Portfolio construction using a sampling-based variational quantum scheme
Gabriele Agliardi, Dimitris Alevras, Vaibhaw Kumar, Roberto Lo Nardo, Gabriele Compostella, Sumit Kumar, Manuel Proissl, Bimal Mehta
TL;DR
The paper tackles ETF-style portfolio optimization under realistic constraints by adopting a sampling-based CVaR-VQA in a quantum–classical workflow. It introduces a binary reformulation and a problem-reduction strategy to fit current quantum devices, then demonstrates two entanglement maps and two ansätze within a CVaR-VQA framework, optimized with an NFT classical updater and complemented by local-search post-processing. Experiments include 31-qubit simulations and 109-qubit IBM hardware runs, showing that entangled, harder-to-simulate circuits can improve convergence and that the quantum–classical approach can outperform pure classical local search, even under hardware noise.
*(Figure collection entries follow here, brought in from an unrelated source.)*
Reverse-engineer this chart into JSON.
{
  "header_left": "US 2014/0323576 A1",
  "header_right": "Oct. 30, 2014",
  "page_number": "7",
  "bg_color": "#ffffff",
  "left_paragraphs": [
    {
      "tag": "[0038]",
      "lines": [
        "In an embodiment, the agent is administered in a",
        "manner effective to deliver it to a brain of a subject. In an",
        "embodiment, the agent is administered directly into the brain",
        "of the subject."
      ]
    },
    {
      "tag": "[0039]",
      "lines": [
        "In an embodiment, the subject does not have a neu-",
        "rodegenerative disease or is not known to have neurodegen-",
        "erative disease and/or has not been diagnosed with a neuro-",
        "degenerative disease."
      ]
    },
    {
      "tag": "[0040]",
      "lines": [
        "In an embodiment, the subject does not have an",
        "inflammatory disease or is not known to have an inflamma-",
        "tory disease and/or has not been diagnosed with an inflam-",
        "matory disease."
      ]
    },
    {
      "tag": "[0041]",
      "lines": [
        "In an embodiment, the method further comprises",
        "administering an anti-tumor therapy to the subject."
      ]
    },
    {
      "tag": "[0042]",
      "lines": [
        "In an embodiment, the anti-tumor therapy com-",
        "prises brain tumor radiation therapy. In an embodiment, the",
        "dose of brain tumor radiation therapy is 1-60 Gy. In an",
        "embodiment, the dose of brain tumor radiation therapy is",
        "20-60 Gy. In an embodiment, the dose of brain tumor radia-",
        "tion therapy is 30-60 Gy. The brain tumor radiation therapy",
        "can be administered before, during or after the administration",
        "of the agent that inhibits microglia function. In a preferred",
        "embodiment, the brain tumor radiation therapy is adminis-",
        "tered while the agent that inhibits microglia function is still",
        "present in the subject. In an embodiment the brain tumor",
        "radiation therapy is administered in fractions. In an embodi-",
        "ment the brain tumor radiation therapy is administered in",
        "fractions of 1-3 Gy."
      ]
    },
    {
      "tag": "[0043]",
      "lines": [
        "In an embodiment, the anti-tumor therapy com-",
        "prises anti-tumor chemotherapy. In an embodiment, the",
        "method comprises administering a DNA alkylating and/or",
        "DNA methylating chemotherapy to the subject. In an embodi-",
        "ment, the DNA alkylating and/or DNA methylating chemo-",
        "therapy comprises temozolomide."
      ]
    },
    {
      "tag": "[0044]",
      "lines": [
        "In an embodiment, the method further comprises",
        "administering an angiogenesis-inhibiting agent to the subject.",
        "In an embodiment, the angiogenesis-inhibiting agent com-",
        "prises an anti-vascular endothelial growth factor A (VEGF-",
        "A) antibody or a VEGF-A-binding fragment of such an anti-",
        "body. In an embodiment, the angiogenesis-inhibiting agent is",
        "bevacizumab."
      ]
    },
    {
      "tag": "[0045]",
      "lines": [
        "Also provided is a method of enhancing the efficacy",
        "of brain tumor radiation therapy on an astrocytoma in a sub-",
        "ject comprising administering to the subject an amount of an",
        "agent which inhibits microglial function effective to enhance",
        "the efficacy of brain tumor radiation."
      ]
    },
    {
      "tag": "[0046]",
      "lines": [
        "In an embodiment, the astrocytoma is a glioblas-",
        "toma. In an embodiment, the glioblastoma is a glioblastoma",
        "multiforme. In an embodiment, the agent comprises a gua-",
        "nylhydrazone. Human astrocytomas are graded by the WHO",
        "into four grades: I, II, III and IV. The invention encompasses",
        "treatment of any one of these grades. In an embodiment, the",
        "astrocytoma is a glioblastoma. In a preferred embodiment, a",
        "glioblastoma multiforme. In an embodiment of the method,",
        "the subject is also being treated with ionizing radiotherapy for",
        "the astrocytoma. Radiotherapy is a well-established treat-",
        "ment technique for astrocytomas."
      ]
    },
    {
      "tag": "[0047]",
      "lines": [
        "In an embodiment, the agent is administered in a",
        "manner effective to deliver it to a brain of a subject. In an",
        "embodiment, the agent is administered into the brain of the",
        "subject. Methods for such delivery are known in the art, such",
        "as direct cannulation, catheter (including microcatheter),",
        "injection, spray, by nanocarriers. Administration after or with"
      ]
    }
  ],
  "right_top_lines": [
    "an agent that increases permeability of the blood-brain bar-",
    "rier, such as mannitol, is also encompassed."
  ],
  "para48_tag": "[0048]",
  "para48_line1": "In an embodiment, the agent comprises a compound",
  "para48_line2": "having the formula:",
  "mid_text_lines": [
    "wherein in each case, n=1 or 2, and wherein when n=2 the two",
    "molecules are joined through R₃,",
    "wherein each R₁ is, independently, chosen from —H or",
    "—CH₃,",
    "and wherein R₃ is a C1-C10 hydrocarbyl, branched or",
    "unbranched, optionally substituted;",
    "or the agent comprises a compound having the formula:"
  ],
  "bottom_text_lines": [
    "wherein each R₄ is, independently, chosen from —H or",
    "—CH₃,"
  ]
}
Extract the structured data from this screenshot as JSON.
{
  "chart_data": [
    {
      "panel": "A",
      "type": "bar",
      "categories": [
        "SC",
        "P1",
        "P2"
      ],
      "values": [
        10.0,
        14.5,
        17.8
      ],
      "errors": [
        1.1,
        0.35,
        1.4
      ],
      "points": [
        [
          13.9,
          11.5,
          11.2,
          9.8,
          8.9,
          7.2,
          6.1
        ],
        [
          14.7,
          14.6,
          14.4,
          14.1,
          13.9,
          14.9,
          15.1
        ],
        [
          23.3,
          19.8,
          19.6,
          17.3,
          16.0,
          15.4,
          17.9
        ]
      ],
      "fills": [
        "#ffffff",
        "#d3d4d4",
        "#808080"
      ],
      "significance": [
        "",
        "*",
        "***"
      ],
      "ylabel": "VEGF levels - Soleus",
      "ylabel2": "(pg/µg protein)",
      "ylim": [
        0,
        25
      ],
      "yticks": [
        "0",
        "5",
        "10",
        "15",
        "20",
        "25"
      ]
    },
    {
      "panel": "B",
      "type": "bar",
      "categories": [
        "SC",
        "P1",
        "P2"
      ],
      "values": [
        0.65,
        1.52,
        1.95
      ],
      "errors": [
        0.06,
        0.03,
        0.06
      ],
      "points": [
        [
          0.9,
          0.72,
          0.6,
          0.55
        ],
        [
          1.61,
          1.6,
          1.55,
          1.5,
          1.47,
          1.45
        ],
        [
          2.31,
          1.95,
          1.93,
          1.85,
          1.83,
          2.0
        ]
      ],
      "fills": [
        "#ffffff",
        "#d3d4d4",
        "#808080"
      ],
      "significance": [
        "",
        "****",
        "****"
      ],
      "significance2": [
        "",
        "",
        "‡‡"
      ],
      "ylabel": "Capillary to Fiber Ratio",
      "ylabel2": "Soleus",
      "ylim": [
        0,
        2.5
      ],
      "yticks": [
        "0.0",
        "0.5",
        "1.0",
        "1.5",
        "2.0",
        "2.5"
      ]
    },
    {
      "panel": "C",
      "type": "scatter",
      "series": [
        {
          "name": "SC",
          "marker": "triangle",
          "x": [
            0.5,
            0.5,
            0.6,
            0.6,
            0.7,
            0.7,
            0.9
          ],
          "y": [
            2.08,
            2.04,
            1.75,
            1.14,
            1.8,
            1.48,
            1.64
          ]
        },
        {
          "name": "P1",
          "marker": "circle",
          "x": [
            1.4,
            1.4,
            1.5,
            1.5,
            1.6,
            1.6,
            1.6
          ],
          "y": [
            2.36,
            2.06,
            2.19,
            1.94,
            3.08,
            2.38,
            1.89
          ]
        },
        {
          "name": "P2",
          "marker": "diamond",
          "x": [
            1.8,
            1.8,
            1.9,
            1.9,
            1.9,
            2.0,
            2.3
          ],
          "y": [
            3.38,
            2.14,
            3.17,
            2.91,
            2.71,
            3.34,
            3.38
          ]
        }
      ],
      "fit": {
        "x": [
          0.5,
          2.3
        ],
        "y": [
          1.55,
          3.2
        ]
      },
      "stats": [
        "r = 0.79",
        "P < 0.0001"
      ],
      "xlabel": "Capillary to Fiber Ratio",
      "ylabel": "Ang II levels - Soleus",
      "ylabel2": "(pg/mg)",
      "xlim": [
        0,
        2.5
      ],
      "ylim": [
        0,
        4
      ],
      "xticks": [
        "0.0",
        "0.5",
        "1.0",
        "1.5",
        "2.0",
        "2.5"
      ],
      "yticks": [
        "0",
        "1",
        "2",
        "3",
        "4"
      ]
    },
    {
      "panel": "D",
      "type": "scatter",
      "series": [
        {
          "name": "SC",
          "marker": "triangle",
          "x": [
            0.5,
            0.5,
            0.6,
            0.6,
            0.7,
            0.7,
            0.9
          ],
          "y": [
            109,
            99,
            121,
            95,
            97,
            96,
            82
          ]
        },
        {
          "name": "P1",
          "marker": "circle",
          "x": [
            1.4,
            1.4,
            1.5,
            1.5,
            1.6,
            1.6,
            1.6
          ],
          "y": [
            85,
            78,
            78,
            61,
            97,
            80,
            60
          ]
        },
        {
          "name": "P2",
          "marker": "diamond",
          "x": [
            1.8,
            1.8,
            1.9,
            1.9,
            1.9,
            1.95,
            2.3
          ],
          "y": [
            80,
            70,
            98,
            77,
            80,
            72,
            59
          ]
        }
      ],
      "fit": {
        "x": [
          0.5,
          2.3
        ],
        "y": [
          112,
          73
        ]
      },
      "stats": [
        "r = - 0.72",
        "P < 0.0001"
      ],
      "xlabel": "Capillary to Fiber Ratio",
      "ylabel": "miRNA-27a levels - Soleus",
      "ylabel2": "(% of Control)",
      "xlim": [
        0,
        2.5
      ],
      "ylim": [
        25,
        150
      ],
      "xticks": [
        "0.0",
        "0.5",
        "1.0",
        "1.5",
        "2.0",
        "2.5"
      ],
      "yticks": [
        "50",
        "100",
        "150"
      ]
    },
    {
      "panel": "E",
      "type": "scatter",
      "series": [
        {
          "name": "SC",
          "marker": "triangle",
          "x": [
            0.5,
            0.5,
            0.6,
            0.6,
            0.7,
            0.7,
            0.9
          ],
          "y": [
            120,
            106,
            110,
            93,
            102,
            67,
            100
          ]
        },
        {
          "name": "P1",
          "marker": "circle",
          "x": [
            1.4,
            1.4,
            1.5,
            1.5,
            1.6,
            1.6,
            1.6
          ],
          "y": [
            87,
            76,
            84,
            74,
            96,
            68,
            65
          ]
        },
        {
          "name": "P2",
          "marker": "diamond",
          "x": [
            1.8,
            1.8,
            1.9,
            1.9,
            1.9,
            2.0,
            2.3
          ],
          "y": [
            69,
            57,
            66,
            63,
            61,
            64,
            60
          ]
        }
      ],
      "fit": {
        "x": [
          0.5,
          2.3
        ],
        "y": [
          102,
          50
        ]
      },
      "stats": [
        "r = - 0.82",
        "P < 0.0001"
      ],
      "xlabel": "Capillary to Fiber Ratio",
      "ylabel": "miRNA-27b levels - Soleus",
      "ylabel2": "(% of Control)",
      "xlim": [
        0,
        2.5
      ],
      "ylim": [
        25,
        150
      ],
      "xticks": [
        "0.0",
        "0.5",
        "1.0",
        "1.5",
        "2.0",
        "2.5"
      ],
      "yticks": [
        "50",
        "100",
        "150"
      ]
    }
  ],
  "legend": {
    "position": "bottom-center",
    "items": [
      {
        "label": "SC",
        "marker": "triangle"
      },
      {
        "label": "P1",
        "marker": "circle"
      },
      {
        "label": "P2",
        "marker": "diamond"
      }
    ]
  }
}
The work highlights a viable path for applying quantum optimization to portfolio workflows and motivates scaling studies toward larger, industry-relevant problem sizes, while acknowledging current hardware limitations and proposing future training and transfer techniques.
Abstract
The efficient and effective construction of portfolios that adhere to real-world constraints is a challenging optimization task in finance. We investigate a concrete representation of the problem with a focus on design proposals of an Exchange Traded Fund. We evaluate the sampling-based CVaR Variational Quantum Algorithm (VQA), combined with a local-search post-processing, for solving problem instances that beyond a certain size become classically hard. We also propose a problem formulation that is suited for sampling-based VQA. Our utility-scale experiments on IBM Heron processors involve 109 qubits and up to 4200 gates, achieving a relative solution error of 0.49%. Results indicate that a combined quantum-classical workflow achieves better accuracy compared to purely classical local search, and that hard-to-simulate quantum circuits may lead to better convergence than simpler circuits. Our work paves the path to further explore portfolio construction with quantum computers.